BOSTON -- I suppose you could describe these two women as cyber-trailblazers. But their cybertrails, alas, followed them from a checkered past, not to the glorious future. And the blaze they created was a bit more like a flameout.
Bloggers Amanda Marcotte and Melissa McEwan came in from the heady environment of the blogosphere to the more staid climate of presidential politics, to work for John Edwards.
The political cyberspace where they were known as Pandagon and Shakespeare's Sister is usually described with euphemisms such as "raucous" and "freewheeling." On that terrain, no weasel wordsmiths need apply. You win attention with controversy and get hits with an over-the-top persona and a vivid vocabulary. A campaign, on the other hand, no matter how much it wants "netroots," is, well, controversy-averse.
Ms. Marcotte's blog style was described by Time magazine as "issues-based but not above snark and a healthy dose of profanity." Ms. McEwan describes herself as a "firebrand" opponent of theocracy: "I am, however, vulgar. And I am trash-talking."
It didn't take long for a conservative watchdog to glean through the 24/7 postings of the two bloggers and come up with the sort of sound bites that leave teeth marks on a campaign. There was Ms. McEwan's description of President Bush's "wingnut Christofascist base." There was Ms. Marcotte's slam on the Catholic prohibition on birth control as a way to force women to "bear more tithing Catholics." Within days, the two women resigned from the campaign and returned to the brier patch of their blogs.
This may be the first certifiable staff flameout of the 2008 campaign. But it's also about a clash between two cultures and two languages.
We are living now in both the blogo- sphere and the mainstream. One is ironic and edgy, challenging and partisan. The other is cautious and modulated. Ms. Marcotte's and Ms. McEwan's fate raises the question whether it's possible to move from the world of ankle-biting pundits to presidential politics without every word sticking to your shoe.
We already know that in the digital world, the past is never past. As Simon Rosenberg of NDN, a progressive advocacy group bridging these two worlds, says, "All of us are going to be living every moment of our past lives. People are living with things they did and said in their youths in a way they never did before."

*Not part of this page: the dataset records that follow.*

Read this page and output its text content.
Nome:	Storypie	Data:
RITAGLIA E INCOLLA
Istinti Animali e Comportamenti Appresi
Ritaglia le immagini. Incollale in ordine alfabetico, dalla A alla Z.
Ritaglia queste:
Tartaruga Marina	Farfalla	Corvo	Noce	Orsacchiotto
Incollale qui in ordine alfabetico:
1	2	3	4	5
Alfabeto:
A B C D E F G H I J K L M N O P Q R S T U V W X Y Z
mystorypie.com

President Bush once said, "When I was young, I did a lot of foolish things." Bill Clinton said he smoked marijuana but didn't inhale. Sen. Barack Obama admitted doing "a little blow." But we didn't have postings of the partying George, the smoking Bill or the snorting Barack. These days, politicians are one "macaca" away from videotaped disaster.
Meanwhile, the cybertrail doesn't just track bloggers. Five million college students use Facebook. When Bob Corker was running for the U.S. Senate, voters in Tennessee were treated to a picture of his daughter kissing a girl on Facebook. California Rep. Brian P. Bilbray's underage daughter posted a picture of herself on MySpace with a cooler of beer.
Postings come down but never really disappear. They sit, like land mines, in the digital archives.
"The culture is going to be confronting this," says Mr. Rosenberg. "Can you have youthful indiscretions? Can you evolve, grow up? In recent years, the culture has been more forgiving of youthful indiscretions. Will it continue?"
Which culture will decide?
I have no fear for Shakespeare's Sister or Pandagon, who are both up and writing with great energy. But as Ms. Marcotte has written, "Even the more even-keeled bloggers are likely to have something in their archives that could be taken out of context and bandied about on the cable news networks." It will be a loss if only the most buttoned-up bloggers can make the transition from uncompromising critic to campaign staff or even candidate.
As for young people who are increasingly on the Internet side of this cultural divide? Parents, it's 11 p.m. Do you know where on the Internet your children are - and what they are doing to mess up their r?sum?s? Follow the cybertrail.